Learoyd’s models suggest a classic timelessness. Often clothed in amorphous fabrics, they are disconnected from fashion. In this new work we find a number of images featuring red, whether in clothing or props which are juxtaposed against the cool backgrounds and shadows.
Animals in Learoyd’s work “are objects of contemplation, reminders of the fragility of life rendered with an admiration for their often strange beauty,” writes Philip Gefter in the catalog which accompanied Learoyd’s recent Fundación MAPFRE survey exhibition.
In many of Learoyd’s recent works, fine lines criss-cross the image, defining or obscuring the pictorial space, and bringing elements of drawing or etching into the image. The lines are made with string suspended in front of the lens or pressed flat against the photographic paper inside the camera obscura—or a combination of these techniques.
Nodding to Henry Moore’s etchings of elephant skulls, Learoyd purposes both fine black and white lines across the surface of this photographic triptych, thus fracturing the space around the subject. In Learoyd’s 2015 monograph Day for Night, curator Martin Barnes writes that these threads are one of Learoyd’s most prominent motifs, acting like “the lines of a drawing within the photographic space,” and implying the existence of “binding connections, the unspoken contracts between the visible and invisible.”

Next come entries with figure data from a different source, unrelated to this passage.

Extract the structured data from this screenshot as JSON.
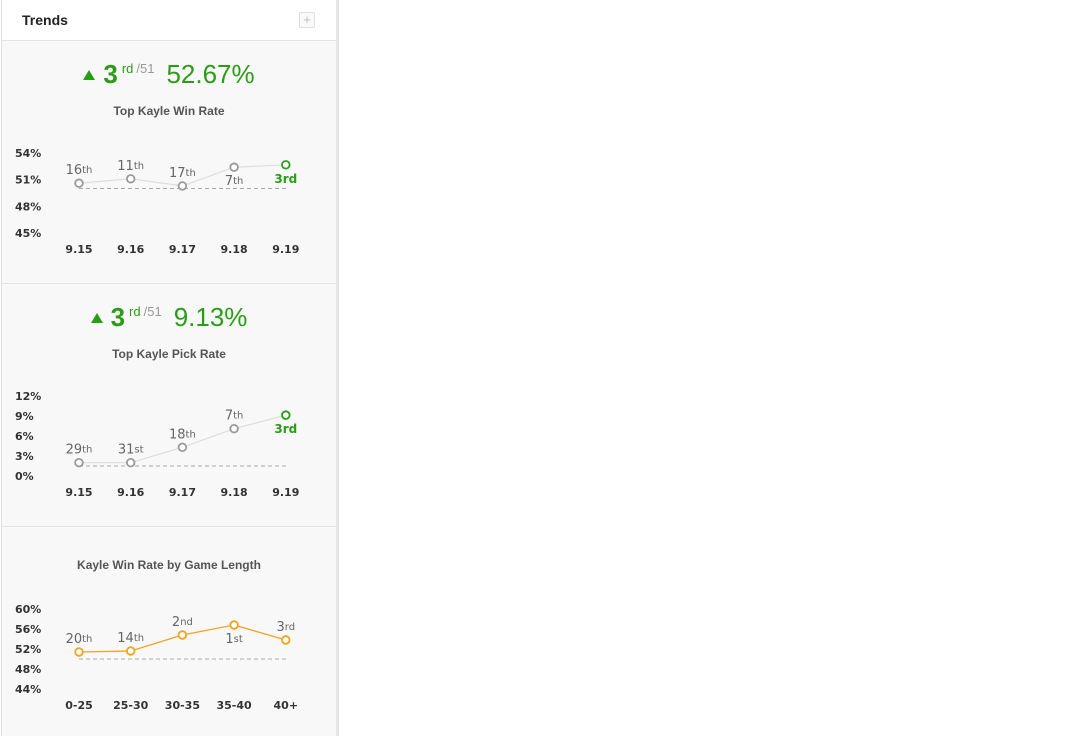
{
  "panel": {
    "title": "Trends",
    "add_icon": "plus-icon"
  },
  "colors": {
    "accent": "#2a9d17",
    "grey": "#9a9a9a",
    "orange": "#f0a420",
    "baseline": "#aaaaaa"
  },
  "win_rate": {
    "rank": "3",
    "rank_suffix": "rd",
    "rank_total": "/51",
    "value": "52.67%",
    "chart_title": "Top Kayle Win Rate"
  },
  "pick_rate": {
    "rank": "3",
    "rank_suffix": "rd",
    "rank_total": "/51",
    "value": "9.13%",
    "chart_title": "Top Kayle Pick Rate"
  },
  "game_length": {
    "chart_title": "Kayle Win Rate by Game Length"
  },
  "chart_data": [
    {
      "type": "line",
      "title": "Top Kayle Win Rate",
      "categories": [
        "9.15",
        "9.16",
        "9.17",
        "9.18",
        "9.19"
      ],
      "values": [
        50.6,
        51.1,
        50.3,
        52.4,
        52.67
      ],
      "ranks": [
        [
          "16",
          "th"
        ],
        [
          "11",
          "th"
        ],
        [
          "17",
          "th"
        ],
        [
          "7",
          "th"
        ],
        [
          "3",
          "rd"
        ]
      ],
      "rank_label_pos": [
        "above",
        "above",
        "above",
        "below",
        "below"
      ],
      "yticks": [
        "54%",
        "51%",
        "48%",
        "45%"
      ],
      "ylim": [
        45,
        54
      ],
      "baseline": 50,
      "colors": [
        "grey",
        "grey",
        "grey",
        "grey",
        "green"
      ],
      "highlight_last": true
    },
    {
      "type": "line",
      "title": "Top Kayle Pick Rate",
      "categories": [
        "9.15",
        "9.16",
        "9.17",
        "9.18",
        "9.19"
      ],
      "values": [
        2.0,
        2.0,
        4.3,
        7.1,
        9.13
      ],
      "ranks": [
        [
          "29",
          "th"
        ],
        [
          "31",
          "st"
        ],
        [
          "18",
          "th"
        ],
        [
          "7",
          "th"
        ],
        [
          "3",
          "rd"
        ]
      ],
      "rank_label_pos": [
        "above",
        "above",
        "above",
        "above",
        "below"
      ],
      "yticks": [
        "12%",
        "9%",
        "6%",
        "3%",
        "0%"
      ],
      "ylim": [
        0,
        12
      ],
      "baseline": 1.5,
      "colors": [
        "grey",
        "grey",
        "grey",
        "grey",
        "green"
      ],
      "highlight_last": true
    },
    {
      "type": "line",
      "title": "Kayle Win Rate by Game Length",
      "categories": [
        "0-25",
        "25-30",
        "30-35",
        "35-40",
        "40+"
      ],
      "values": [
        51.4,
        51.6,
        54.8,
        56.8,
        53.8
      ],
      "ranks": [
        [
          "20",
          "th"
        ],
        [
          "14",
          "th"
        ],
        [
          "2",
          "nd"
        ],
        [
          "1",
          "st"
        ],
        [
          "3",
          "rd"
        ]
      ],
      "rank_label_pos": [
        "above",
        "above",
        "above",
        "below",
        "above"
      ],
      "yticks": [
        "60%",
        "56%",
        "52%",
        "48%",
        "44%"
      ],
      "ylim": [
        44,
        60
      ],
      "baseline": 50,
      "colors": [
        "orange",
        "orange",
        "orange",
        "orange",
        "orange"
      ],
      "highlight_last": false
    }
  ]
}
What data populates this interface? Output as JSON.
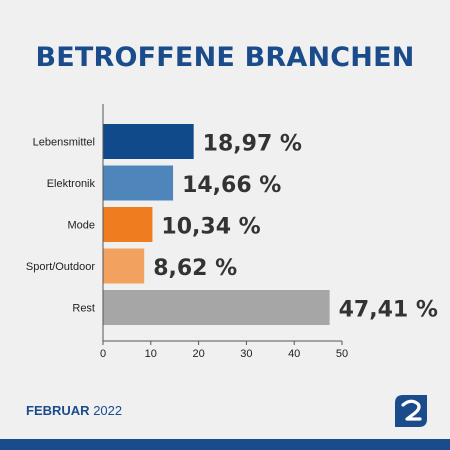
{
  "chart_data": {
    "type": "bar",
    "orientation": "horizontal",
    "title": "BETROFFENE BRANCHEN",
    "categories": [
      "Lebensmittel",
      "Elektronik",
      "Mode",
      "Sport/Outdoor",
      "Rest"
    ],
    "values": [
      18.97,
      14.66,
      10.34,
      8.62,
      47.41
    ],
    "value_labels": [
      "18,97 %",
      "14,66 %",
      "10,34 %",
      "8,62 %",
      "47,41 %"
    ],
    "colors": [
      "#114a8a",
      "#4e86bb",
      "#ef7d1f",
      "#f2a15f",
      "#a6a6a6"
    ],
    "xlim": [
      0,
      50
    ],
    "xticks": [
      "0",
      "10",
      "20",
      "30",
      "40",
      "50"
    ],
    "xtick_values": [
      0,
      10,
      20,
      30,
      40,
      50
    ],
    "grid": false,
    "xlabel": "",
    "ylabel": ""
  },
  "footer": {
    "month": "FEBRUAR",
    "year": "2022"
  },
  "brand_color": "#1a4c8c",
  "logo_icon": "brand-logo-icon"
}
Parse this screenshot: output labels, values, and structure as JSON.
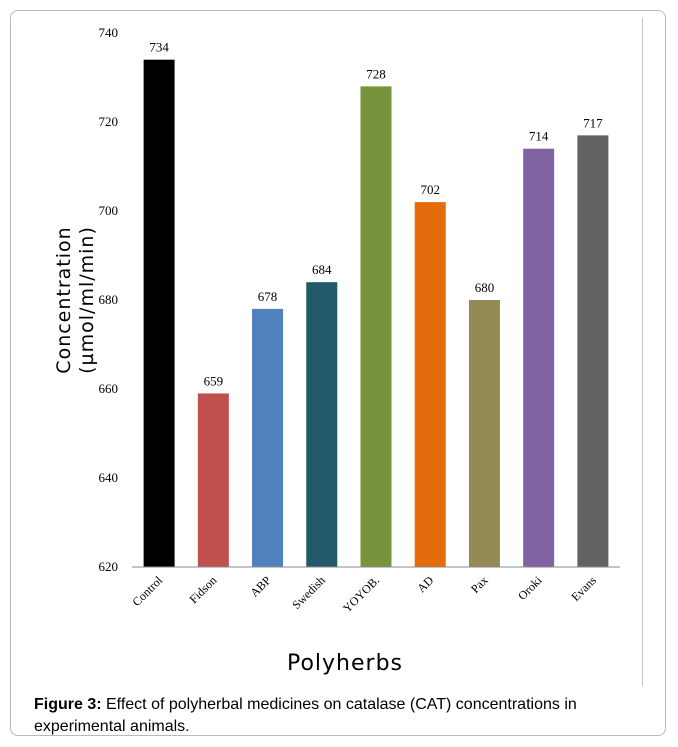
{
  "chart_data": {
    "type": "bar",
    "categories": [
      "Control",
      "Fidson",
      "ABP",
      "Swedish",
      "YOYOB.",
      "AD",
      "Pax",
      "Oroki",
      "Evans"
    ],
    "values": [
      734,
      659,
      678,
      684,
      728,
      702,
      680,
      714,
      717
    ],
    "data_labels": [
      "734",
      "659",
      "678",
      "684",
      "728",
      "702",
      "680",
      "714",
      "717"
    ],
    "colors": [
      "#000000",
      "#c0504d",
      "#4f81bd",
      "#215968",
      "#77933c",
      "#e46c0a",
      "#948a54",
      "#8064a2",
      "#636363"
    ],
    "ylim": [
      620,
      740
    ],
    "yticks": [
      "620",
      "640",
      "660",
      "680",
      "700",
      "720",
      "740"
    ],
    "ylabel_line1": "Concentration",
    "ylabel_line2": "(µmol/ml/min)",
    "xlabel": "Polyherbs",
    "grid": false,
    "legend": "none"
  },
  "caption": {
    "label": "Figure 3:",
    "text": " Effect of polyherbal medicines on catalase (CAT) concentrations in experimental animals."
  }
}
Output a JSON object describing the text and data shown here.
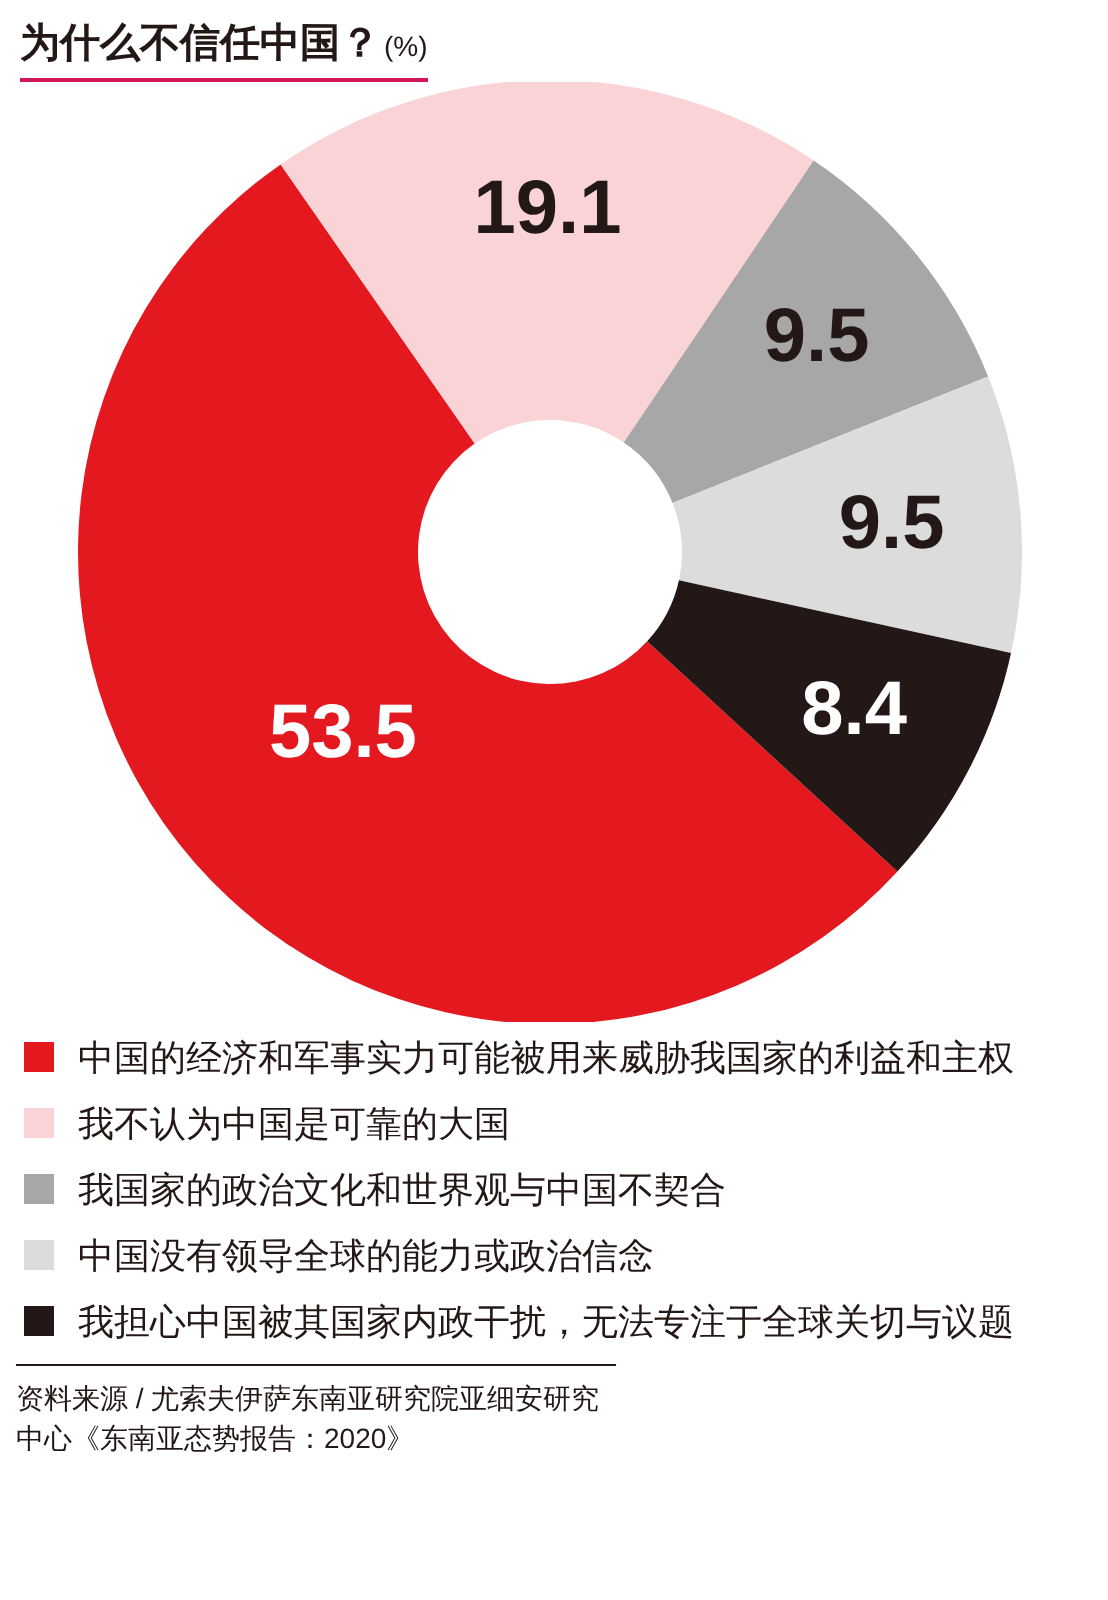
{
  "chart_data": {
    "type": "donut",
    "title": "为什么不信任中国？",
    "subtitle": "(%)",
    "categories": [
      "中国的经济和军事实力可能被用来威胁我国家的利益和主权",
      "我不认为中国是可靠的大国",
      "我国家的政治文化和世界观与中国不契合",
      "中国没有领导全球的能力或政治信念",
      "我担心中国被其国家内政干扰，无法专注于全球关切与议题"
    ],
    "values": [
      53.5,
      19.1,
      9.5,
      9.5,
      8.4
    ],
    "colors": [
      "#e3191f",
      "#f9d3d5",
      "#a7a7a7",
      "#dcdcdc",
      "#231816"
    ],
    "data_labels": true,
    "legend": "bottom",
    "annotations": [
      "资料来源 / 尤索夫伊萨东南亚研究院亚细安研究中心《东南亚态势报告：2020》"
    ]
  }
}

Mirrors have been a long-running subject for Learoyd, who photographed deteriorating antique mirrors during his first years working in the studio. In more recent images, they sometimes reflect objects outside the frame, building complicated arrangements that expand the picture beyond its edges. Here, a central mirror seems to be at once reflective and transparent, showing the flame of a candle that may or may not be the one at the center of the plinth.
In some images, Learoyd uses threads to partially obscure the figure, pushing the nude into abstraction and suggesting tangles of neurons or blood vessels. In others, networks of fine threads serve as a weightless armature.
Inspired in part by Paul Gauguin’s 1902 painting Still Life with Parrots, Learoyd’s photograph captures the iridescent feathers and the talismanic form of the two birds. Learoyd describes the image as “a joyous celebration of the exotic mingled with the tragedy of mortality.”